The processing device 602-1 in the processing platform 600 comprises a processor 610 coupled to a memory 612.
The processor 610 may comprise a microprocessor, a microcontroller, an application-specific integrated circuit (ASIC), a field-programmable gate array (FPGA), a central processing unit (CPU), a graphical processing unit (GPU), a tensor processing unit (TPU), a video processing unit (VPU) or other type of processing circuitry, as well as portions or combinations of such circuitry elements.
The memory 612 may comprise random access memory (RAM), read-only memory (ROM), flash memory or other types of memory, in any combination. The memory 612 and other memories disclosed herein should be viewed as illustrative examples of what are more generally referred to as “processor-readable storage media” storing executable program code of one or more software programs.
Articles of manufacture comprising such processor-readable storage media are considered illustrative embodiments. A given such article of manufacture may comprise, for example, a storage array, a storage disk or an integrated circuit containing RAM, ROM, flash memory or other electronic memory, or any of a wide variety of other types of computer program products. The term “article of manufacture” as used herein should be understood to exclude transitory, propagating signals. Numerous other types of computer program products comprising processor-readable storage media can be used.
Also included in the processing device 602-1 is network interface circuitry 614, which is used to interface the processing device with the network 604 and other system components, and may comprise conventional transceivers.
The other processing devices 602 of the processing platform 600 are assumed to be configured in a manner similar to that shown for processing device 602-1 in the figure.
Again, the particular processing platform 600 shown in the figure is presented by way of example only, and information processing system environments mentioned herein may include additional or alternative processing platforms, as well as numerous distinct processing platforms in any combination, with each such platform comprising one or more computers, servers, storage devices or other processing devices. For example, other processing platforms used to implement illustrative embodiments can comprise converged infrastructure.
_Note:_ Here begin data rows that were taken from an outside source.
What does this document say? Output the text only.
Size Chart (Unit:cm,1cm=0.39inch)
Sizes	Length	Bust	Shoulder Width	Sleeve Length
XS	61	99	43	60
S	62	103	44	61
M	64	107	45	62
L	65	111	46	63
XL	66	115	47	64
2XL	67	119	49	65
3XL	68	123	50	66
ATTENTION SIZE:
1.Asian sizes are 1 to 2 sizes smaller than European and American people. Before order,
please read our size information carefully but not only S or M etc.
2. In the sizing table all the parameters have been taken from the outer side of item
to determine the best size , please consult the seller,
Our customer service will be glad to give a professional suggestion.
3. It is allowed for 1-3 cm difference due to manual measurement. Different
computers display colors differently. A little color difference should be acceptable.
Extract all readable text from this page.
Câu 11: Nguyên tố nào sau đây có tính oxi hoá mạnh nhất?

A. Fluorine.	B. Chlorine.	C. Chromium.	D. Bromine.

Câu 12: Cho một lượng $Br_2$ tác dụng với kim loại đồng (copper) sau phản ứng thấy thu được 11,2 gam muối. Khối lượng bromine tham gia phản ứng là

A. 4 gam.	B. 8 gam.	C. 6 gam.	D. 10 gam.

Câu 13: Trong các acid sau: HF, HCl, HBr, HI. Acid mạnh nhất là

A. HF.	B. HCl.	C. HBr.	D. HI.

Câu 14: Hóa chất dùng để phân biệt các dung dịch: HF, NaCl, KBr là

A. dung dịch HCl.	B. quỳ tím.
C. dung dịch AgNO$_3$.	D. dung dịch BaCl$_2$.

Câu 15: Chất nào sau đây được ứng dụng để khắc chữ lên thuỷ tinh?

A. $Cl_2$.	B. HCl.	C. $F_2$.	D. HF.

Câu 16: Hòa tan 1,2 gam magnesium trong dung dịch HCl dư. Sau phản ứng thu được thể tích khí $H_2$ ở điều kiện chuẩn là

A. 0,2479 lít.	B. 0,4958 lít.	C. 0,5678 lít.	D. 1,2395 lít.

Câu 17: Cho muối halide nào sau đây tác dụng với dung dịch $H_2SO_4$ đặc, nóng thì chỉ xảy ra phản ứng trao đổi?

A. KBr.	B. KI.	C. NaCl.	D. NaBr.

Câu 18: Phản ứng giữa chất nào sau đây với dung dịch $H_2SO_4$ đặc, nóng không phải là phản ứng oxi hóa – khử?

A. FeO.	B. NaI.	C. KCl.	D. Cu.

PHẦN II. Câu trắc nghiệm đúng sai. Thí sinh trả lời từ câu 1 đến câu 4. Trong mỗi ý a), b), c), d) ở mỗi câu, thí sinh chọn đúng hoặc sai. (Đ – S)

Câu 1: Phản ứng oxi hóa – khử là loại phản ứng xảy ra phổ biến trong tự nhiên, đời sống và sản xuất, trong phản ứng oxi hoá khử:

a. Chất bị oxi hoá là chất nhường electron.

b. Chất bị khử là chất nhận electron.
It should therefore be understood that in other embodiments different arrangements of additional or alternative elements may be used. At least a subset of these elements may be collectively implemented on a common processing platform, or each such element may be implemented on a separate processing platform.
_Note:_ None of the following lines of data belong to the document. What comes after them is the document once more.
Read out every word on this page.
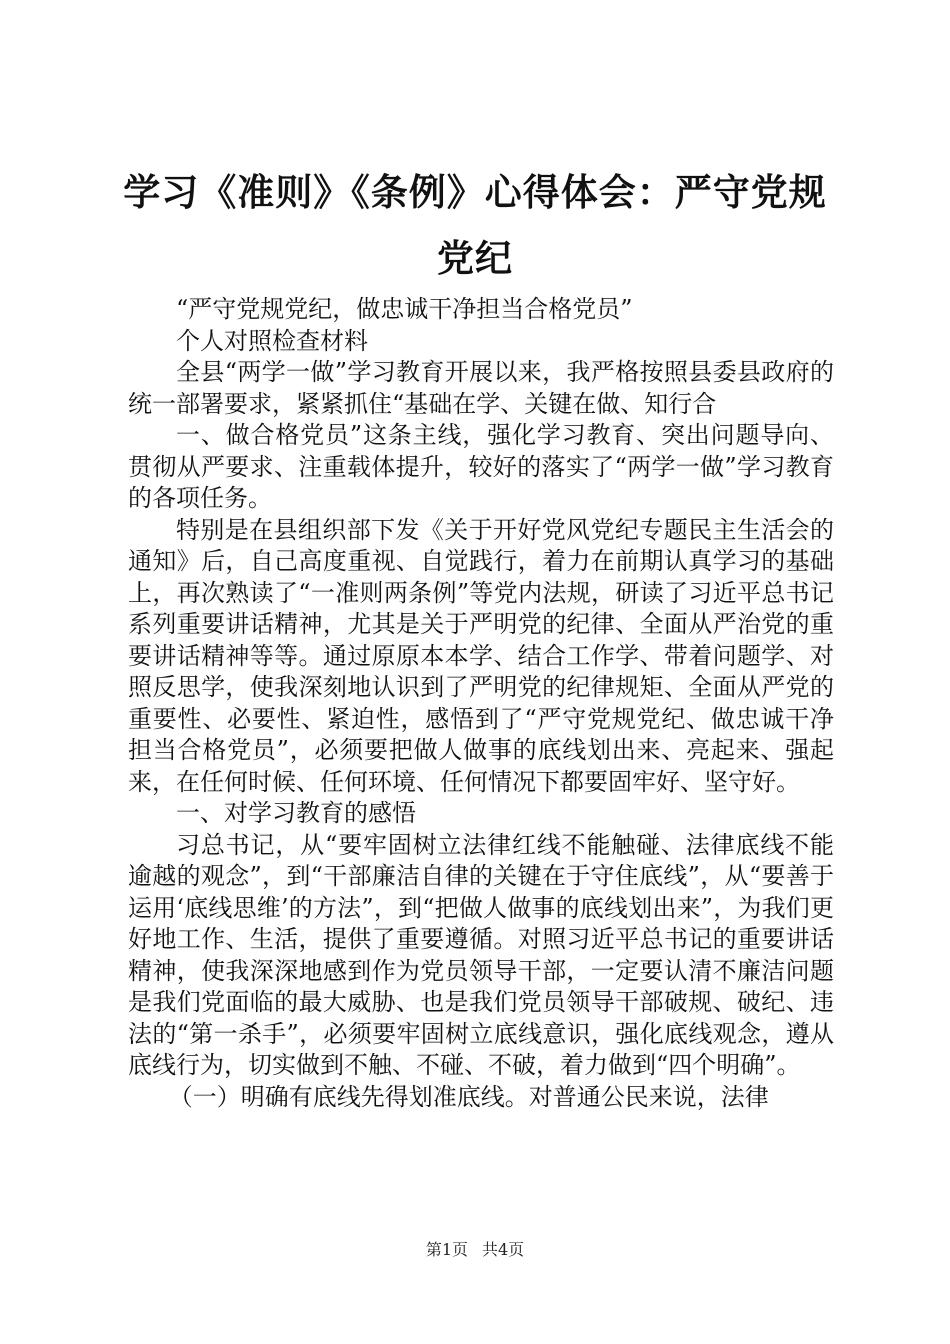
学习《准则》《条例》心得体会：严守党规党纪

“严守党规党纪，做忠诚干净担当合格党员”

个人对照检查材料

全县“两学一做”学习教育开展以来，我严格按照县委县政府的统一部署要求，紧紧抓住“基础在学、关键在做、知行合

一、做合格党员”这条主线，强化学习教育、突出问题导向、贯彻从严要求、注重载体提升，较好的落实了“两学一做”学习教育的各项任务。

特别是在县组织部下发《关于开好党风党纪专题民主生活会的通知》后，自己高度重视、自觉践行，着力在前期认真学习的基础上，再次熟读了“一准则两条例”等党内法规，研读了习近平总书记系列重要讲话精神，尤其是关于严明党的纪律、全面从严治党的重要讲话精神等等。通过原原本本学、结合工作学、带着问题学、对照反思学，使我深刻地认识到了严明党的纪律规矩、全面从严党的重要性、必要性、紧迫性，感悟到了“严守党规党纪、做忠诚干净担当合格党员”，必须要把做人做事的底线划出来、亮起来、强起来，在任何时候、任何环境、任何情况下都要固牢好、坚守好。

一、对学习教育的感悟

习总书记，从“要牢固树立法律红线不能触碰、法律底线不能逾越的观念”，到“干部廉洁自律的关键在于守住底线”，从“要善于运用‘底线思维’的方法”，到“把做人做事的底线划出来”，为我们更好地工作、生活，提供了重要遵循。对照习近平总书记的重要讲话精神，使我深深地感到作为党员领导干部，一定要认清不廉洁问题是我们党面临的最大威胁、也是我们党员领导干部破规、破纪、违法的“第一杀手”，必须要牢固树立底线意识，强化底线观念，遵从底线行为，切实做到不触、不碰、不破，着力做到“四个明确”。

（一）明确有底线先得划准底线。对普通公民来说，法律

第1页 共4页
As indicated previously, components of an information processing system as disclosed herein can be implemented at least in part in the form of one or more software programs stored in memory and executed by a processor of a processing device. For example, at least portions of the functionality for application monitoring with predictive anomaly detection and fault isolation as disclosed herein are illustratively implemented in the form of software running on one or more processing devices.
It should again be emphasized that the above-described embodiments are presented for purposes of illustration only. Many variations and other alternative embodiments may be used. For example, the disclosed techniques are applicable to a wide variety of other types of information processing systems, edge computing environments, applications, etc. Also, the particular configurations of system and device elements and associated processing operations illustratively shown in the drawings can be varied in other embodiments. Moreover, the various assumptions made above in the course of describing the illustrative embodiments should also be viewed as exemplary rather than as requirements or limitations of the disclosure. Numerous other alternative embodiments within the scope of the appended claims will be readily apparent to those skilled in the art.